2. Key Amendments to the FDI Policy
2.1 Prior Government Approval for Change in Beneficial Ownership
As per the amended policy, any subsequent change in beneficial ownership of an investment made by an entity from a land-bordering country will now require prior Government approval. This marks a significant tightening of oversight, ensuring that indirect shifts in control or ownership do not bypass the approval framework applicable to such investments.
2.2 Alignment of ‘Beneficial Ownership’ with PMLA, 2002
The definition of ‘beneficial ownership’ has been formally aligned with the definition as provided under the Prevention of Money Laundering Act (PMLA), 2002. This alignment brings consistency between foreign investment regulations and anti-money laundering frameworks.
3. Determination of Beneficial Ownership
3.1 Applicable Legal Framework
Beneficial ownership must be determined in accordance with the criteria specified under Rule 9(3) of the Prevention of Money Laundering (Maintenance of Records) Rules, 2005 (PML Rules, 2005).
3.2 Significance of Rule 9(3)
Rule 9(3) of the PML (Maintenance of Records) Rules, 2005 lays down the threshold-based criteria for identifying beneficial owners in the context of entities such as companies, partnerships, and trusts. By anchoring the FDI policy definition to this rule, the Government ensures a uniform and legally precise standard for identifying ultimate beneficial ownership across regulatory domains.
4. Implications of the Amendment
The amended policy has the following key implications:
- Investments from land-bordering countries are subject to enhanced scrutiny not just at the entry stage but also upon any downstream change in beneficial ownership.
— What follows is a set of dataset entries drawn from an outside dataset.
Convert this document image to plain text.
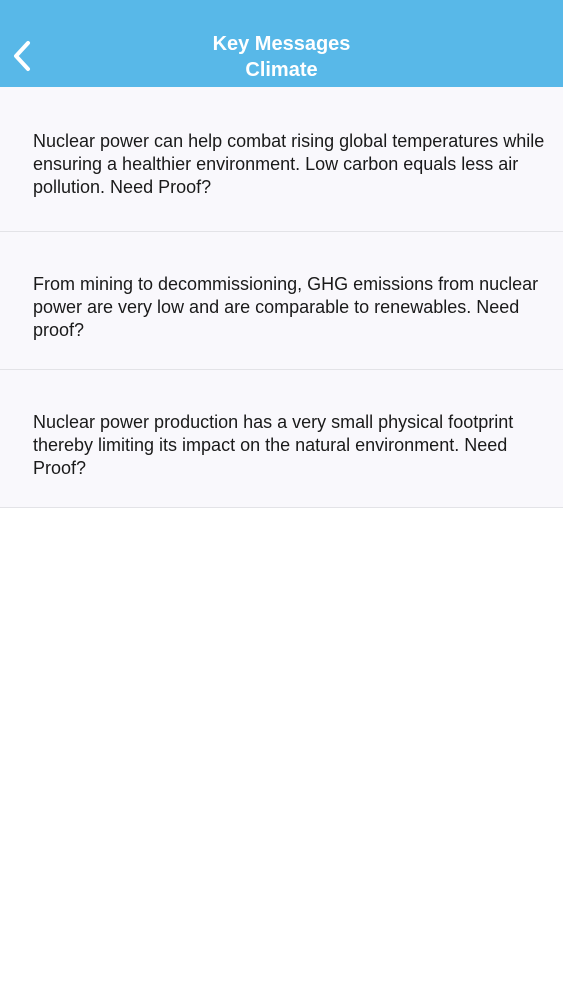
Key Messages
Climate

Nuclear power can help combat rising global temperatures while ensuring a healthier environment. Low carbon equals less air pollution. Need Proof?

From mining to decommissioning, GHG emissions from nuclear power are very low and are comparable to renewables. Need proof?

Nuclear power production has a very small physical footprint thereby limiting its impact on the natural environment. Need Proof?
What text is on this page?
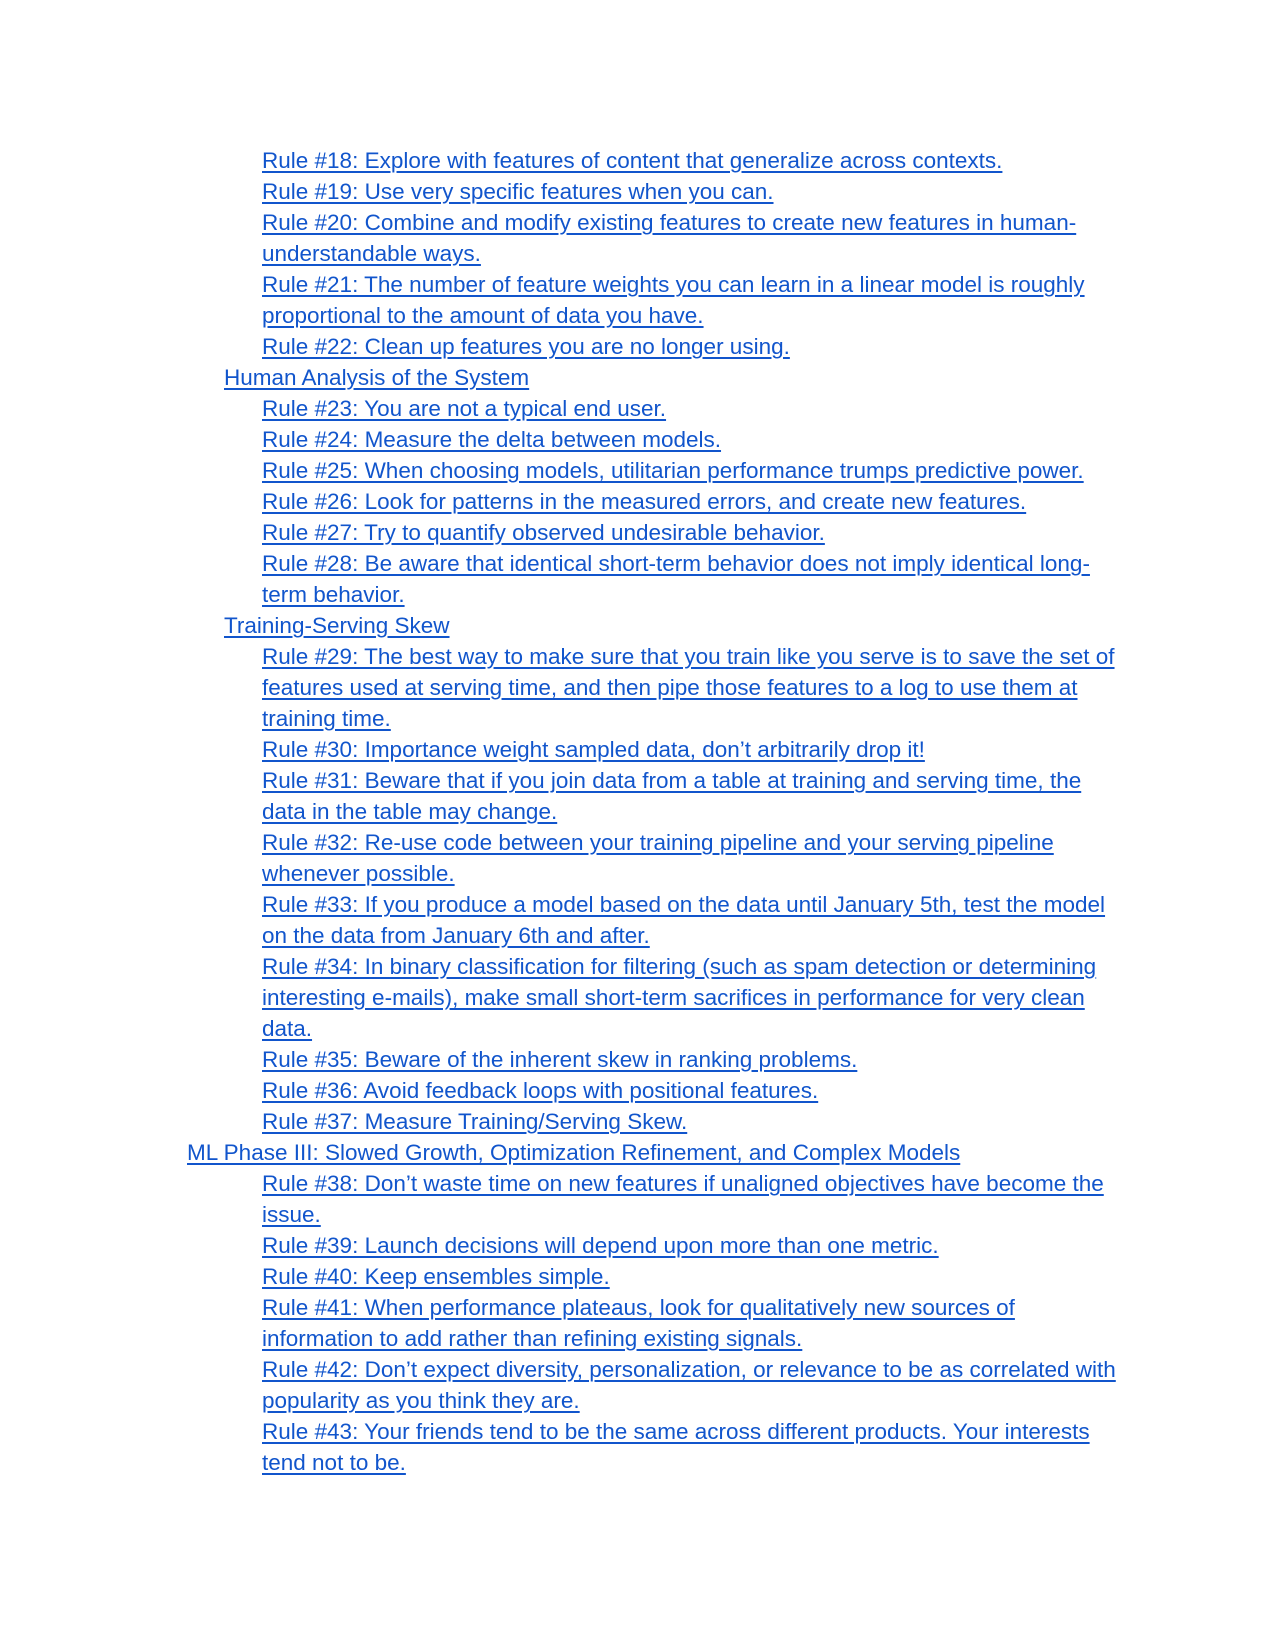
Rule #18: Explore with features of content that generalize across contexts.
Rule #19: Use very specific features when you can.
Rule #20: Combine and modify existing features to create new features in human-understandable ways.
Rule #21: The number of feature weights you can learn in a linear model is roughly proportional to the amount of data you have.
Rule #22: Clean up features you are no longer using.
Human Analysis of the System
Rule #23: You are not a typical end user.
Rule #24: Measure the delta between models.
Rule #25: When choosing models, utilitarian performance trumps predictive power.
Rule #26: Look for patterns in the measured errors, and create new features.
Rule #27: Try to quantify observed undesirable behavior.
Rule #28: Be aware that identical short-term behavior does not imply identical long-term behavior.
Training-Serving Skew
Rule #29: The best way to make sure that you train like you serve is to save the set of features used at serving time, and then pipe those features to a log to use them at training time.
Rule #30: Importance weight sampled data, don’t arbitrarily drop it!
Rule #31: Beware that if you join data from a table at training and serving time, the data in the table may change.
Rule #32: Re-use code between your training pipeline and your serving pipeline whenever possible.
Rule #33: If you produce a model based on the data until January 5th, test the model on the data from January 6th and after.
Rule #34: In binary classification for filtering (such as spam detection or determining interesting e-mails), make small short-term sacrifices in performance for very clean data.
Rule #35: Beware of the inherent skew in ranking problems.
Rule #36: Avoid feedback loops with positional features.
Rule #37: Measure Training/Serving Skew.
ML Phase III: Slowed Growth, Optimization Refinement, and Complex Models
Rule #38: Don’t waste time on new features if unaligned objectives have become the issue.
Rule #39: Launch decisions will depend upon more than one metric.
Rule #40: Keep ensembles simple.
Rule #41: When performance plateaus, look for qualitatively new sources of information to add rather than refining existing signals.
Rule #42: Don’t expect diversity, personalization, or relevance to be as correlated with popularity as you think they are.
Rule #43: Your friends tend to be the same across different products. Your interests tend not to be.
- Entities holding such investments must monitor and report changes in beneficial ownership and seek prior approval before any such change takes effect.
- The alignment with PMLA definitions reduces regulatory ambiguity and strengthens the anti-circumvention framework applicable to sensitive cross-border investments.
5. Effective Provision
The amendment applies to Para 3.1.1 of the Consolidated FDI Policy, 2020, dated 15.10.2020, and governs all investments from countries sharing a land border with India, including any structural or ownership changes post-investment.